On Easter Sunday 1916, the Irish rose up to fight for their independence from Britain. Newspapers across the world gave the Easter Rising greater prominence than reports from the front lines of World War I.
Seven members of the Irish Republican Brotherhood Military Council planned the rebellion. They, along with the Irish Volunteer Force and the Irish Citizen Army took over important buildings in the city of Dublin, including the General Post Office. Five of the seven were later executed.
Paul Derrick from County Monaghan in Ireland has built a 50,000 brick replica of the British assault on the Irish occupation of that building. This part of the conflict occurred toward the end of April and culminated in the expulsion and scattering of the rebels when the building was burned.
The model includes Sackville Street past Nelson’s Pillar and then on down to Henry Street. The inside of the GPO is shown, including James Connolly, IRB rebellion organizer, on a stretcher in the atrium the rebels used as a hospital.

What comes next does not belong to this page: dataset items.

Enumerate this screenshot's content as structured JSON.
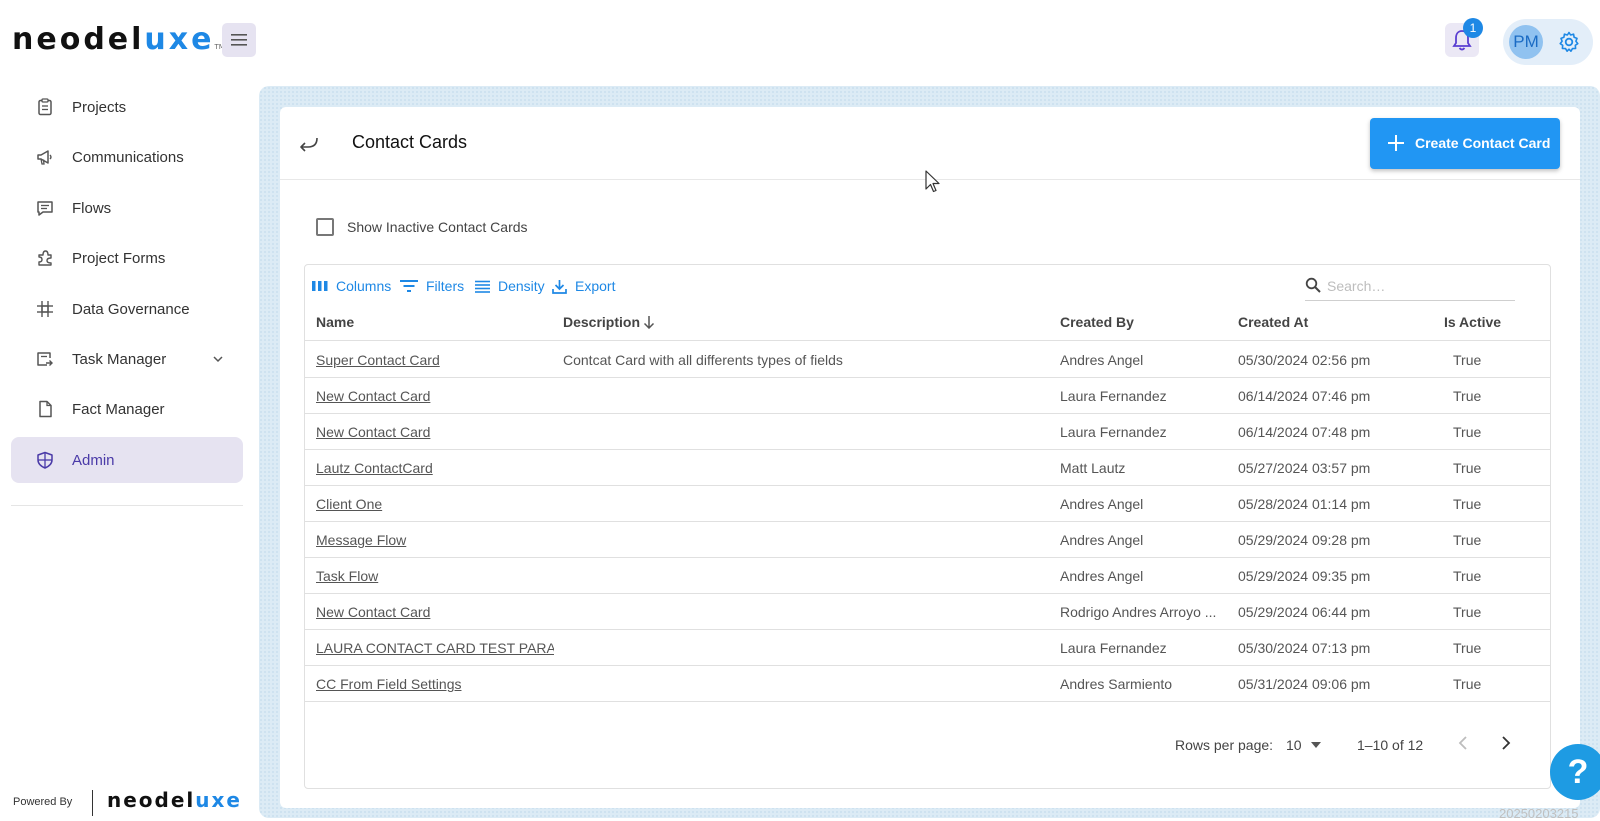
{
  "app": {
    "logo_text_1": "neodel",
    "logo_text_2": "u",
    "logo_text_3": "xe",
    "logo_tm": "TM",
    "notification_count": "1",
    "user_initials": "PM",
    "accent_color": "#1e88e5"
  },
  "sidebar": {
    "items": [
      {
        "label": "Projects",
        "icon": "clipboard-icon"
      },
      {
        "label": "Communications",
        "icon": "megaphone-icon"
      },
      {
        "label": "Flows",
        "icon": "chat-icon"
      },
      {
        "label": "Project Forms",
        "icon": "puzzle-icon"
      },
      {
        "label": "Data Governance",
        "icon": "grid-hash-icon"
      },
      {
        "label": "Task Manager",
        "icon": "task-icon"
      },
      {
        "label": "Fact Manager",
        "icon": "file-icon"
      },
      {
        "label": "Admin",
        "icon": "shield-icon"
      }
    ],
    "powered_by": "Powered By",
    "powered_logo_1": "neodel",
    "powered_logo_2": "u",
    "powered_logo_3": "xe"
  },
  "page": {
    "title": "Contact Cards",
    "create_button": "Create Contact Card",
    "show_inactive_label": "Show Inactive Contact Cards"
  },
  "toolbar": {
    "columns": "Columns",
    "filters": "Filters",
    "density": "Density",
    "export": "Export",
    "search_placeholder": "Search…"
  },
  "table": {
    "headers": {
      "name": "Name",
      "description": "Description",
      "created_by": "Created By",
      "created_at": "Created At",
      "is_active": "Is Active"
    },
    "rows": [
      {
        "name": "Super Contact Card",
        "description": "Contcat Card with all differents types of fields",
        "created_by": "Andres Angel",
        "created_at": "05/30/2024 02:56 pm",
        "is_active": "True"
      },
      {
        "name": "New Contact Card",
        "description": "",
        "created_by": "Laura Fernandez",
        "created_at": "06/14/2024 07:46 pm",
        "is_active": "True"
      },
      {
        "name": "New Contact Card",
        "description": "",
        "created_by": "Laura Fernandez",
        "created_at": "06/14/2024 07:48 pm",
        "is_active": "True"
      },
      {
        "name": "Lautz ContactCard",
        "description": "",
        "created_by": "Matt Lautz",
        "created_at": "05/27/2024 03:57 pm",
        "is_active": "True"
      },
      {
        "name": "Client One",
        "description": "",
        "created_by": "Andres Angel",
        "created_at": "05/28/2024 01:14 pm",
        "is_active": "True"
      },
      {
        "name": "Message Flow",
        "description": "",
        "created_by": "Andres Angel",
        "created_at": "05/29/2024 09:28 pm",
        "is_active": "True"
      },
      {
        "name": "Task Flow",
        "description": "",
        "created_by": "Andres Angel",
        "created_at": "05/29/2024 09:35 pm",
        "is_active": "True"
      },
      {
        "name": "New Contact Card",
        "description": "",
        "created_by": "Rodrigo Andres Arroyo ...",
        "created_at": "05/29/2024 06:44 pm",
        "is_active": "True"
      },
      {
        "name": "LAURA CONTACT CARD TEST PARA AI",
        "description": "",
        "created_by": "Laura Fernandez",
        "created_at": "05/30/2024 07:13 pm",
        "is_active": "True"
      },
      {
        "name": "CC From Field Settings",
        "description": "",
        "created_by": "Andres Sarmiento",
        "created_at": "05/31/2024 09:06 pm",
        "is_active": "True"
      }
    ]
  },
  "pagination": {
    "rows_per_page_label": "Rows per page:",
    "rows_per_page_value": "10",
    "range": "1–10 of 12"
  },
  "help_label": "?",
  "build_text": "20250203215"
}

The LEGO replica of the events took Derrick 200 hours to build over a period of a year. The time span was due to the difficulty in accruing the hard-to-find pieces that make the model historically accurate. Technical pieces originally made in 1979 and envelopes from the Harry Potter LEGO series were especially difficult, and he needed them in large numbers.
The GPO allowed Derrick to take pictures and measurements so he could represent the space in proper scale with the LEGO people figures. Derrick also worked with photographs from the rebellion.